I may not give much weight to IQ tests and the like, but I find this research on the effect of e-mails quite scary. E-mail has certainly affected my life. I believe that the quality of my writing has gone down. I may write more, but I do not put quite the same thought into that which I write. I generally receive well over one hundred e-mails every day (fortunately, I don't have to answer e-mails at work). I do not have the time to give them all the attention that I would like to particularly when I have so many other jobs that need doing. They control more of my free time than I would like them to. I also observe a compulsive urge to check up my e-mails every few minutes. As a result my mind is not as focused as it ought to be. It fragments my time and, being bombarded with new (and disconnected) information all the time, makes it harder for me to develop wisdom and the consistency and constancy of personhood necessary to be of service to our Lord in the world. E-mail's effect on me is well summed up in Hugh Mackay's comments on info-glut (quoted by Marva Dawn in Unfettered Hope):—
[Information can be used as] a distraction from thinking (as long as I keep absorbing this information, I won’t have to make sense of it); or as an insulation from reality (as long as I’m immersed in information, I don’t have to confront what is actually going on around me); or as a form of constant stimulation to create the illusion that something is always happening (I’m never bored … there’s always the TV or the Internet, or the latest CD-ROM).

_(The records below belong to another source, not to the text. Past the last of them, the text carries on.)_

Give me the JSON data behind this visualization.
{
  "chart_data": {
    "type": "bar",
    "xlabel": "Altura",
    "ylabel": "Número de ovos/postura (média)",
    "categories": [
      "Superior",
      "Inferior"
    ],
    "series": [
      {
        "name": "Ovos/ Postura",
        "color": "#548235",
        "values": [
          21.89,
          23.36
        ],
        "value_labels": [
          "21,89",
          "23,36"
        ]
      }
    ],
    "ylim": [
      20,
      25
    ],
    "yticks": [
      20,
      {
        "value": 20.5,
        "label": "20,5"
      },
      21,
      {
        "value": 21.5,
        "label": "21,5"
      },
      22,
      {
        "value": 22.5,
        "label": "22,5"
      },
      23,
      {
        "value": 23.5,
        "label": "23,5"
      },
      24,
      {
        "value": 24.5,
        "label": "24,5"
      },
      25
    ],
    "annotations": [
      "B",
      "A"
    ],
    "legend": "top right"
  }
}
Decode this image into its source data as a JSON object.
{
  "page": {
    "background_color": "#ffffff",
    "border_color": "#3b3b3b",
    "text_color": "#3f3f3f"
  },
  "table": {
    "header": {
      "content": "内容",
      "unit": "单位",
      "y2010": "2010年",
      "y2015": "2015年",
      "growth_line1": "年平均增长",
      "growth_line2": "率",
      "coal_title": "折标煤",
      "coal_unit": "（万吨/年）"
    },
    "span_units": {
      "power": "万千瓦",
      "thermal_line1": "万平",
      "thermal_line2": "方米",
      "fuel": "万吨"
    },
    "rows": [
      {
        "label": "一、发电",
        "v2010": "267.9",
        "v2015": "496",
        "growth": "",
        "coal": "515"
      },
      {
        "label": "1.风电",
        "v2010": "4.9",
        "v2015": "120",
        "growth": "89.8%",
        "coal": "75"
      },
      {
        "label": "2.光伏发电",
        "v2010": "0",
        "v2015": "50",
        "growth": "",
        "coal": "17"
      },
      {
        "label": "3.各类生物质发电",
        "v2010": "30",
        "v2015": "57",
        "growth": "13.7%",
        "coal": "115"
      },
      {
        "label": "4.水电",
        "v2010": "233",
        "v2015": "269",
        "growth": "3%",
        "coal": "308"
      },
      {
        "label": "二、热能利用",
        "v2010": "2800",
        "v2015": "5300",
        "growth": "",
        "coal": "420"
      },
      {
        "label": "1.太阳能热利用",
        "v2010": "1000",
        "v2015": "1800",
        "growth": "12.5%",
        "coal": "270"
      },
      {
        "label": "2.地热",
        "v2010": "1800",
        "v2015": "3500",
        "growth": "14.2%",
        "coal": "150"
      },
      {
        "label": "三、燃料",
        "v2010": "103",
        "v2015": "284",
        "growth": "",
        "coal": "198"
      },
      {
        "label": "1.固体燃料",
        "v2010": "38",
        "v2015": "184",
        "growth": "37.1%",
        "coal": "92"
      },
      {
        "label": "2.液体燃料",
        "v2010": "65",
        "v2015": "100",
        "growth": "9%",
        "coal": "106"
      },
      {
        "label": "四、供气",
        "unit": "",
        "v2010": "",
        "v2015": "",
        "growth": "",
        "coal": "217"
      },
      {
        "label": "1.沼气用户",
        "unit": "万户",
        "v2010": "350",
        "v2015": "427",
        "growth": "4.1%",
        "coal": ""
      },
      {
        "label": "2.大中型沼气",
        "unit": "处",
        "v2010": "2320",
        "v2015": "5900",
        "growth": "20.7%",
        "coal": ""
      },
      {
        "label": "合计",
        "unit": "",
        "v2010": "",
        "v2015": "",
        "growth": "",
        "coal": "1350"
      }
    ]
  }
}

I also find that, while I would love to give extended thought to particular questions, answering e-mails tends to scatter my thoughts in many different directions. Whilst this is occasionally helpful and can increase the possibility of serendipitous solutions to vexing theological problems, it also has many downsides. It makes a lengthy treatment of any particular subject far harder. I am also increasingly aware of the fact that my thought is not as clear when dealing with e-mails as it is much of the rest of the time. The ease of e-mail does not lend itself to the sort of careful thought that I would like to cultivate. At the moment I am trying to think of ways in which I can successfully use e-mail, without it dominating my life. Cutting back on e-mail is hard, harder than cutting it out altogether (I do not believe that I need to do this unless all else fails). I would be interested to hear how other people have gained control over their e-mail.